Put another way, we focus on making the back end of your app as effective as the front end looks.
The end result is an app that has both form and function. And what’s more, that app can deliver more value to the business.
How good backend integration can make your app more valuable
Any business commissioning the creation of an app will want it to be robust and secure while also being able to collect and manage data that allows for better business intelligence. All of these things come from apps that are supported by good backend integration:
- Robustness: we can use monitoring of load and throttling to stop popular apps falling over due to high demand.
- Security: we apply strong levels of data security to ensure that no business or customer information is put at risk and so that the business remains compliant with all relevant data collection and processing rules.
- Insight: gathering and processing data from the app allows backend processing to overlay data sets and deliver business intelligence. For example, combining geolocation data from an app with separate weather data might allow housing associations to correlate requests for certain repairs with bad weather conditions. Such insight means better predictions for the future, allowing businesses to plan rather than to be reactive.
What does an app integration solution look like?
Here’s a quick sketch to show a little about what an app integration process might look like:
In such a scenario, these are the things we’d work on:
- Build the integration layer: focusing on simplifying connections between the app and the rest of the business. Our designs are based on pluggable connectors – components that connect to backend systems and that are easy to swap out. We’ve proven these connector patterns in large mission-critical systems – it’s work we’ve specialised in for many years.

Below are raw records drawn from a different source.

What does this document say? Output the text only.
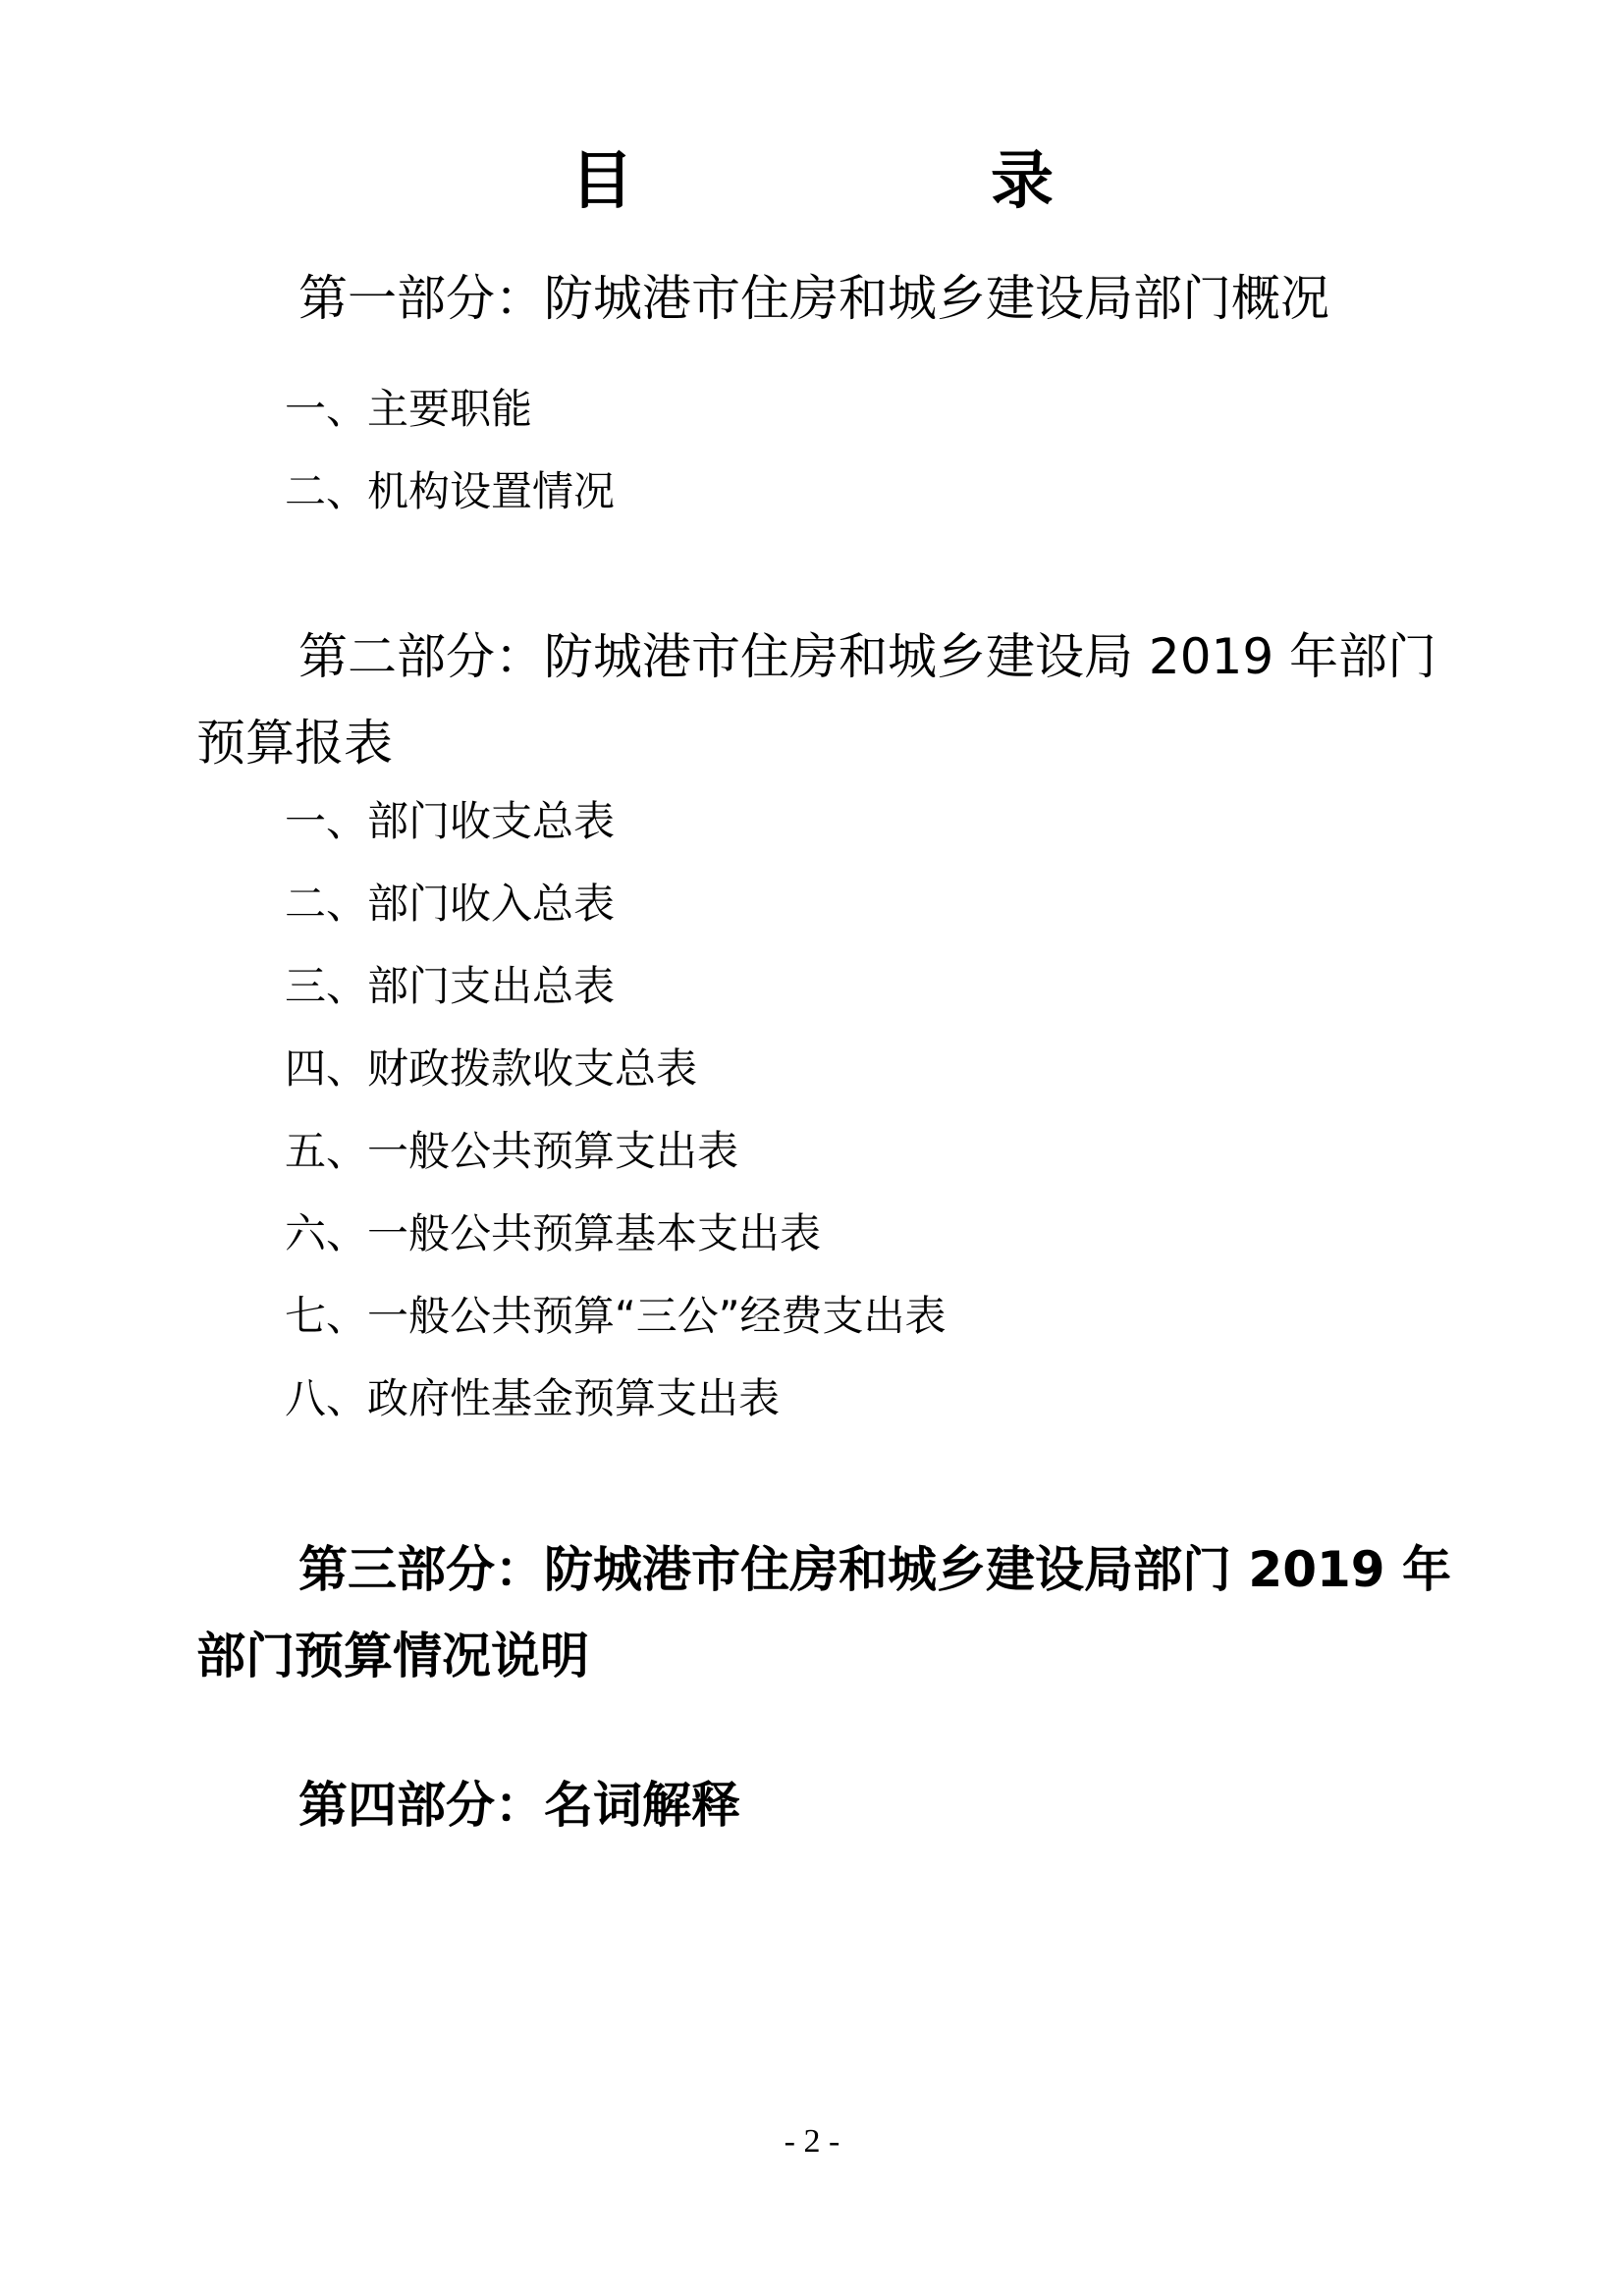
目　录

第一部分：防城港市住房和城乡建设局部门概况

一、主要职能
二、机构设置情况

第二部分：防城港市住房和城乡建设局 2019 年部门预算报表

一、部门收支总表
二、部门收入总表
三、部门支出总表
四、财政拨款收支总表
五、一般公共预算支出表
六、一般公共预算基本支出表
七、一般公共预算“三公”经费支出表
八、政府性基金预算支出表

第三部分：防城港市住房和城乡建设局部门 2019 年部门预算情况说明

第四部分：名词解释

- 2 -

- Understand the data: designing appropriate data flows to enable the system to function optimally.
- Create the API: implementing an API for the app to call that can remain the same no matter which business the app is then connected to – lowering your app maintenance costs.
App integration problems you need to solve
Our experience tells us that there are plenty of hurdles to overcome for an app to work well. Let’s take a look:
- Performance: the business and its end users expect the app to work – and fast. You therefore need to understand how many copies of the app are in circulation and how often it is used, as well as the typical response times in the app.
- Load: queues of work may be needed to protect backoffice systems from being overloaded by demand at peak times.
- Security: the security flow must be correct with the right layers of security in place. Getting this wrong could put the business and/or customers at risk. This isn’t a “nice to have”.
- Adaptiveness: as backoffice systems are upgraded and changed, the connectors in the integration layer must be capable of rapid adaptation so that the app continues to function. In general, there needs to be evolution of the integration systems to keep up with the (often much faster) pace of app development.
- Friction: most apps will have to deal with onboarding and removing users. Both processes should be quick and seamless to avoid frustration, complaints and support enquiries from end users.
On top of all this, we must also consider how the app should know what its ultimate source of truth is, and what happens to the potentially large amounts of data the app might generate. This information could be (among other things):
- Where is the app being used?
- When is the app being used?
- How often is the app being used?
Getting all of these things right comes down to the way the backend integration of the app is set up. When it’s done correctly, the result is an app that delivers more value to the business and its end user. It also means that the app developer has played a part in delivering a more valuable product to their client.
In other words, good backend integration delivers a win for everyone involved in developing, deploying and using the app.